I understand the difference between “personal liberty” and “social responsibility” very clearly.  I don’t trespass into anyone’s territory.  I try to be as polite as possible with all fellow human beings and I know that I am where I am because of these.

I couldn’t preserve the books which had these two lovely essays, but I have rediscovered them on the internet recently and I am sharing with you all.

ON THE RULE OF THE ROAD

A stout old lady was walking with her basket down the middle of a street in Petrograd to the great confusion of the traffic and with no small peril to herself.  It was pointed out to her that the pavement was the place for pedestrians, but she replied: ‘I’ am going to walk where I like.  We’ve got liberty now.’  It did not occur to the dear old lady that if liberty entitled the pedestrian to walk down the middle of the road, then the end of such liberty would be universal chaos.  Everybody would be getting in everybody else’s way and nobody would get anywhere.  Individual liberty would have become social anarchy.

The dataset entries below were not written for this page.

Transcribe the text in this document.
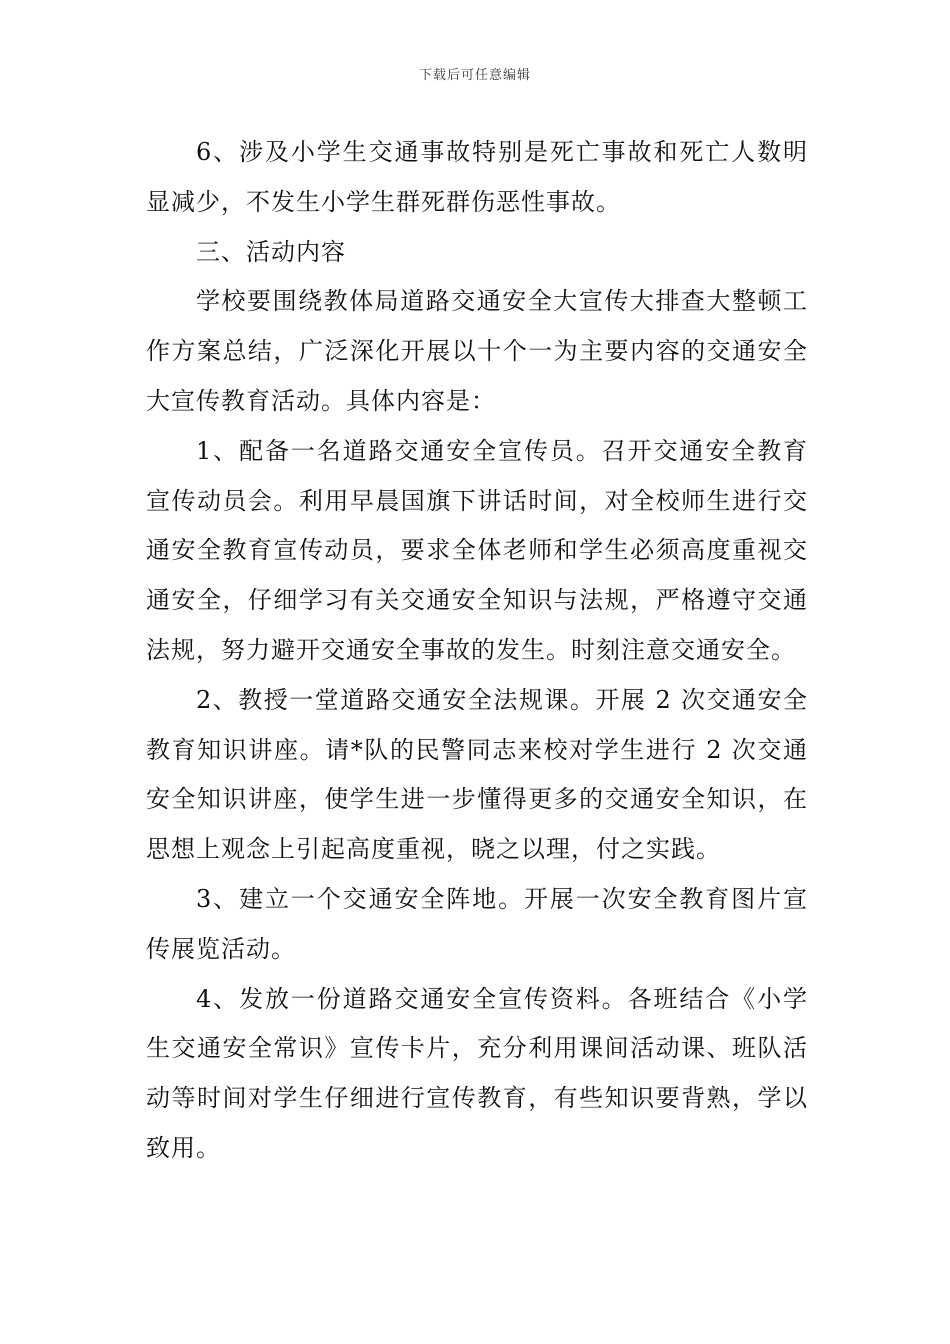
下载后可任意编辑

6、涉及小学生交通事故特别是死亡事故和死亡人数明显减少，不发生小学生群死群伤恶性事故。

三、活动内容

学校要围绕教体局道路交通安全大宣传大排查大整顿工作方案总结，广泛深化开展以十个一为主要内容的交通安全大宣传教育活动。具体内容是：

1、配备一名道路交通安全宣传员。召开交通安全教育宣传动员会。利用早晨国旗下讲话时间，对全校师生进行交通安全教育宣传动员，要求全体老师和学生必须高度重视交通安全，仔细学习有关交通安全知识与法规，严格遵守交通法规，努力避开交通安全事故的发生。时刻注意交通安全。

2、教授一堂道路交通安全法规课。开展 2 次交通安全教育知识讲座。请*队的民警同志来校对学生进行 2 次交通安全知识讲座，使学生进一步懂得更多的交通安全知识，在思想上观念上引起高度重视，晓之以理，付之实践。

3、建立一个交通安全阵地。开展一次安全教育图片宣传展览活动。

4、发放一份道路交通安全宣传资料。各班结合《小学生交通安全常识》宣传卡片，充分利用课间活动课、班队活动等时间对学生仔细进行宣传教育，有些知识要背熟，学以致用。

There is danger of the world getting liberty-drunk in these days like the old lady with the basket, and it is just as well to remind ourselves of what the rule of the road means.  It means that in order that the liberties of all may be preserved, the liberties of everybody must be curtailed.  When the policeman, say, at Piccadilly Circus steps into the middle of the road and puts out his hand, he is the symbol not of tyranny, but of liberty.  You may not think so.  You may, being in a hurry, and seeing your car pulled up by this insolence of office, feel that your liberty has been outraged.  How dare this fellow interfere with your free use of the public highway? Then, if you are a reasonable person, you will reflect that if he did not interfere with you, he would interfere with no one, and the result would be that Piccadilly Circus would be a maelstrom that you would never cross at all.  You have submitted to a curtailment of private liberty in order that you may enjoy a social order which makes your liberty a reality.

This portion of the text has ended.